Handbook of Research on Decision Sciences and Applications in the Transportation Sector
Human reliability can be defined from several angles. As a scientific discipline, it means the study of human failures which views man as a fallible agent. It can then be used to assess the influences of human error on safety and productivity. In terms of human quality, it is defined, by analogy with technical reliability, to designate the ability of an individual to perform, successfully or without error, a set of functions required under given conditions and for a given time.
Published in Chapter:
Human Factors Affecting Railway Safety: Approach for Considering Human Errors in Investigations
Habib Hadj-Mabrouk (University Gustave Eiffel, France)

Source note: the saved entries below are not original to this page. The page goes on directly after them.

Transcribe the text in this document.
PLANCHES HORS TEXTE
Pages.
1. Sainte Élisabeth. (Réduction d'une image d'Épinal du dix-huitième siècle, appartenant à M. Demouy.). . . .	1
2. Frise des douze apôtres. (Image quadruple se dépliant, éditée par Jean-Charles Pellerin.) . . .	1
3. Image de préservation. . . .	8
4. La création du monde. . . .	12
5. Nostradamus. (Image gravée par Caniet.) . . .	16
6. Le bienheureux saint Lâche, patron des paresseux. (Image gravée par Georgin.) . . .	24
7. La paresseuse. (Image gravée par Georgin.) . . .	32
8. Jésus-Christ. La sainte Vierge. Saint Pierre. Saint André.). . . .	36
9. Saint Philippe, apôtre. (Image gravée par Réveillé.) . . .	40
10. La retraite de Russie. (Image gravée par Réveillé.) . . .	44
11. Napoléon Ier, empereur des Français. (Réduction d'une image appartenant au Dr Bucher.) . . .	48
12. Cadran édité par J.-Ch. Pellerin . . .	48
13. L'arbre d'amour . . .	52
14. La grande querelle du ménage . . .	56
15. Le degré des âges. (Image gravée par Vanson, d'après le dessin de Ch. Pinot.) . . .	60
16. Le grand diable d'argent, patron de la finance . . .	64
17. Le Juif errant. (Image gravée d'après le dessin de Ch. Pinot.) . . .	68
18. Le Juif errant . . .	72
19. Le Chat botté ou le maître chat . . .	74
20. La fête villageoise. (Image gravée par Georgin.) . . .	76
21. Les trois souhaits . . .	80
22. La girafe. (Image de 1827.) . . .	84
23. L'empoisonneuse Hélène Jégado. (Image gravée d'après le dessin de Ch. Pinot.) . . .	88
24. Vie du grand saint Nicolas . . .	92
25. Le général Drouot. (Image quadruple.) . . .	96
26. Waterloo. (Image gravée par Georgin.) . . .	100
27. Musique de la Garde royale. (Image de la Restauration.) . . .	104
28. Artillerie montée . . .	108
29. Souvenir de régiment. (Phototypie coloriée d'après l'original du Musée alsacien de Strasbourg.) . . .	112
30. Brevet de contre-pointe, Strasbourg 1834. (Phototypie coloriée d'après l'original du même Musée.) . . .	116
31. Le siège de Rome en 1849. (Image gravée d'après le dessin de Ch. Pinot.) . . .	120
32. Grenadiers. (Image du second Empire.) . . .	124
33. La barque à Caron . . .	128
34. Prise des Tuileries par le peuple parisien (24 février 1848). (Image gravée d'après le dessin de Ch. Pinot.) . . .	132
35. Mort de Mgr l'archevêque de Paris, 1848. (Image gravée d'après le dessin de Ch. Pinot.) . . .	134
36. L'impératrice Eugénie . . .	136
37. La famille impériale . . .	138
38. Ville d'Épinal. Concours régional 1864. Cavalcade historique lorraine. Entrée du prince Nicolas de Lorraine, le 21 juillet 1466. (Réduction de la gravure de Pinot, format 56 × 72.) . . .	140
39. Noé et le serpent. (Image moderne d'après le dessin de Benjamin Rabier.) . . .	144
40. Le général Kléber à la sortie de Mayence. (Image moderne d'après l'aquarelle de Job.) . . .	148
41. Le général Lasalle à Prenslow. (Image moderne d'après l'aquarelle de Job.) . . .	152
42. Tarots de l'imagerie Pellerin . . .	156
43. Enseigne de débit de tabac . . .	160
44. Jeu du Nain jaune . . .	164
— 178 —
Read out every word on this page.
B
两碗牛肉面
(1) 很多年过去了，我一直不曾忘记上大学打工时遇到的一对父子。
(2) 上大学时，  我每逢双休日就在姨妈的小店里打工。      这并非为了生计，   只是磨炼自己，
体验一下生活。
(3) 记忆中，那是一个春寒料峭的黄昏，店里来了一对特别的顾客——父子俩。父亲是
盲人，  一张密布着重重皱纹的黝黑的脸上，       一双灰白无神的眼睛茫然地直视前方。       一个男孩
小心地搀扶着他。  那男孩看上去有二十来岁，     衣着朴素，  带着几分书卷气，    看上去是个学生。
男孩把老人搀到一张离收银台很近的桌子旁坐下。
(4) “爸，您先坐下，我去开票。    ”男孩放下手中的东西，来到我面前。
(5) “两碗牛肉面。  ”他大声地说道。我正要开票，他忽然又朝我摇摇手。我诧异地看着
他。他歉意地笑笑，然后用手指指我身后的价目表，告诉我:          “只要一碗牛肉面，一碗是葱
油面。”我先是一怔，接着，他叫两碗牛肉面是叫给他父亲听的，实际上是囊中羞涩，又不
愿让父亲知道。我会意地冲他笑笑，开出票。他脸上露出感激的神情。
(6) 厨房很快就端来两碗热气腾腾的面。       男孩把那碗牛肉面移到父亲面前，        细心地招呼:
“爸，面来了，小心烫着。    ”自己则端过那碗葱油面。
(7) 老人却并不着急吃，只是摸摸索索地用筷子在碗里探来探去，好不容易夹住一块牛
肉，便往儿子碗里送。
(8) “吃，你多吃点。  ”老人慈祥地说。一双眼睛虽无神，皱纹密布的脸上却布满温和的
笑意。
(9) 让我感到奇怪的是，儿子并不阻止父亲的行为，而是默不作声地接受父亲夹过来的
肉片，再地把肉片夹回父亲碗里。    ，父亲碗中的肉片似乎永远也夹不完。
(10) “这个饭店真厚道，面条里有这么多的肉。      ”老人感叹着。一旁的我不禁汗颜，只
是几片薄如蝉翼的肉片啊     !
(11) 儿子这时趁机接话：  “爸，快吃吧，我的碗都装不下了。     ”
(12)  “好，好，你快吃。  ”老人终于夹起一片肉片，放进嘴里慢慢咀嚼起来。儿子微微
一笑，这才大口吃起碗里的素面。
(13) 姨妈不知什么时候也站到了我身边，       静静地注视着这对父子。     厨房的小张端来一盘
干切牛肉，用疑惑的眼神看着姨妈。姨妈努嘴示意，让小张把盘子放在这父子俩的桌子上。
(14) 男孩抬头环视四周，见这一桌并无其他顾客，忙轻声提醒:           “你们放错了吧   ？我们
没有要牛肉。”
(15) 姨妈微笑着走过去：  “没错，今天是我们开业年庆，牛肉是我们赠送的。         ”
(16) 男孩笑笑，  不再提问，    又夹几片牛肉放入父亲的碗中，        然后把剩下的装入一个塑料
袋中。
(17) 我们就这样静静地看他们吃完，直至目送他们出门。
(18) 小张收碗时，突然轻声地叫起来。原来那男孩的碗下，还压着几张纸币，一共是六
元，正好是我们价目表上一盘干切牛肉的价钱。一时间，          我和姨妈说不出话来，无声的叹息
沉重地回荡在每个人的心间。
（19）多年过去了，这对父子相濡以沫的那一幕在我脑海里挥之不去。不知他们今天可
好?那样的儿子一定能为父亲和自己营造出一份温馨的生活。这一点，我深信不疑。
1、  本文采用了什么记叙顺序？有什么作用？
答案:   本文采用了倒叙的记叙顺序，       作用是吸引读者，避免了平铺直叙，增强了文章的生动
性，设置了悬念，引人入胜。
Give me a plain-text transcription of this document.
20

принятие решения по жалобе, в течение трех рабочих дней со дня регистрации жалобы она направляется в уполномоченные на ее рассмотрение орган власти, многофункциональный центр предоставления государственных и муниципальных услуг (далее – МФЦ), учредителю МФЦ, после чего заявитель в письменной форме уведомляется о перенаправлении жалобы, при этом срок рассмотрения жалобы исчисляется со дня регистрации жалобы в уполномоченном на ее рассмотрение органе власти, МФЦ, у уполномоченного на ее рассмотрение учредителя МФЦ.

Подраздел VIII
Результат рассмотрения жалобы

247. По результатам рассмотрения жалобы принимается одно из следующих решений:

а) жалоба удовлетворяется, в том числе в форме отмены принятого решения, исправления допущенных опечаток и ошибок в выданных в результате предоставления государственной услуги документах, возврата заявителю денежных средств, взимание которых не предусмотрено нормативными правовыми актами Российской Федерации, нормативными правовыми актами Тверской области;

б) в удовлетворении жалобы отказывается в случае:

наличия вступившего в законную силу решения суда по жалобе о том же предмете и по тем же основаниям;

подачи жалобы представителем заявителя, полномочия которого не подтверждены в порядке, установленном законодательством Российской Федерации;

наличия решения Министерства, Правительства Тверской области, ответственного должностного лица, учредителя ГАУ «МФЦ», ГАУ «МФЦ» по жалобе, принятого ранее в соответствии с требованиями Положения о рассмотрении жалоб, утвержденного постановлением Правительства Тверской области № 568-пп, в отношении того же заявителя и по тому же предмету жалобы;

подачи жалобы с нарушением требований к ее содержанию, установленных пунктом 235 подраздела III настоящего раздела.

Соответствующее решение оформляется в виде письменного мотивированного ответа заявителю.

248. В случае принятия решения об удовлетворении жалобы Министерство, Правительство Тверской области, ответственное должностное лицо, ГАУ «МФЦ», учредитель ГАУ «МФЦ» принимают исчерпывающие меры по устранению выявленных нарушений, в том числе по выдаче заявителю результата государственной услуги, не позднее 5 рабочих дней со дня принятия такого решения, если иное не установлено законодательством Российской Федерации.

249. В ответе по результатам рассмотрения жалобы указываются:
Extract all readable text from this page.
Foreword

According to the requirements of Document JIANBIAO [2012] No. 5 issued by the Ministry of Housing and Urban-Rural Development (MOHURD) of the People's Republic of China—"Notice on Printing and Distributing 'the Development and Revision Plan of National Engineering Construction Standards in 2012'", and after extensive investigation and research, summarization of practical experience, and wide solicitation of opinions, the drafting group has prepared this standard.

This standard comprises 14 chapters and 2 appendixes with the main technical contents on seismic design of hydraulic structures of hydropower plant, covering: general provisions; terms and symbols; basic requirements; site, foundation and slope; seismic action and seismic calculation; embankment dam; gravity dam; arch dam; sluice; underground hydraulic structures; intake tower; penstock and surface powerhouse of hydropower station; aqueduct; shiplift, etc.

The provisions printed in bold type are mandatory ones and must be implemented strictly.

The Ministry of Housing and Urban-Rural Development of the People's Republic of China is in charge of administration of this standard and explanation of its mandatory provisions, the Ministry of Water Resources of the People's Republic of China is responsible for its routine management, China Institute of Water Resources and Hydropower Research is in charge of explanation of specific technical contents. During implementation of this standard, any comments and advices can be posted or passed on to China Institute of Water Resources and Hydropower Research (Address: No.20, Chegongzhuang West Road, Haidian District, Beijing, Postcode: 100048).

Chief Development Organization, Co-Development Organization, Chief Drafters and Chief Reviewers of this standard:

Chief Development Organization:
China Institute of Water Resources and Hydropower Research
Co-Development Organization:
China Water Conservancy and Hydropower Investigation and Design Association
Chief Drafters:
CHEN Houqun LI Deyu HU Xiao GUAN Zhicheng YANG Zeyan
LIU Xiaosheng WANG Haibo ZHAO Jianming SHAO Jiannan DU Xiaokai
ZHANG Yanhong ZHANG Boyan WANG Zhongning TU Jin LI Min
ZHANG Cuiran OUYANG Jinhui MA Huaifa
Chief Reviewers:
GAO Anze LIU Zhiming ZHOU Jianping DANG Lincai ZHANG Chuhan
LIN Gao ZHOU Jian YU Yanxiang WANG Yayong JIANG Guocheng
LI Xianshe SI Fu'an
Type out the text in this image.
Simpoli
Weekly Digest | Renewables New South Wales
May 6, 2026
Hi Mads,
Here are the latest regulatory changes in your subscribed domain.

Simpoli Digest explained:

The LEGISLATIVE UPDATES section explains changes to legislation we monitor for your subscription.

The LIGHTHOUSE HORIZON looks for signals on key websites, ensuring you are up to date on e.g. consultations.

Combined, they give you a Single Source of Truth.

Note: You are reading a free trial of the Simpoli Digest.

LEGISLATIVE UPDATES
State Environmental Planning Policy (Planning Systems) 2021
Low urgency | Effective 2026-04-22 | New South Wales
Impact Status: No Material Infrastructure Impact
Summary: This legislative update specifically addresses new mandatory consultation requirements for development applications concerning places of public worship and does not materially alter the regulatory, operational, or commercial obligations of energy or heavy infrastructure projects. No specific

DOI: 10.4018/978-1-7998-8040-0.ch004
Abstract
While the consideration of human factors in the railway feedback of experience (REX) process is becoming a new priority, the procedures are far from systematic, and the methodologies remain uncertain. Inspired in particular by the works of Reason and Rasmussen and supported by application examples from the field of railway safety, the human error analysis approach proposed to improve the level of safety of rail transport systems involves three complementary levels. Before the accident, the first level of “contextual analysis” makes it possible to study the various factors favouring the production of the human error at the origin of the accident. During the accident and in the face of a critical situation, the second level of “cognitive analysis” focuses on finding and examining the human errors involved in the human cognitive process. Finally, after the accident, the last level of “behavioural analysis” focuses on the evaluation of the consequences and damage caused to humans, to the system, and to their environment.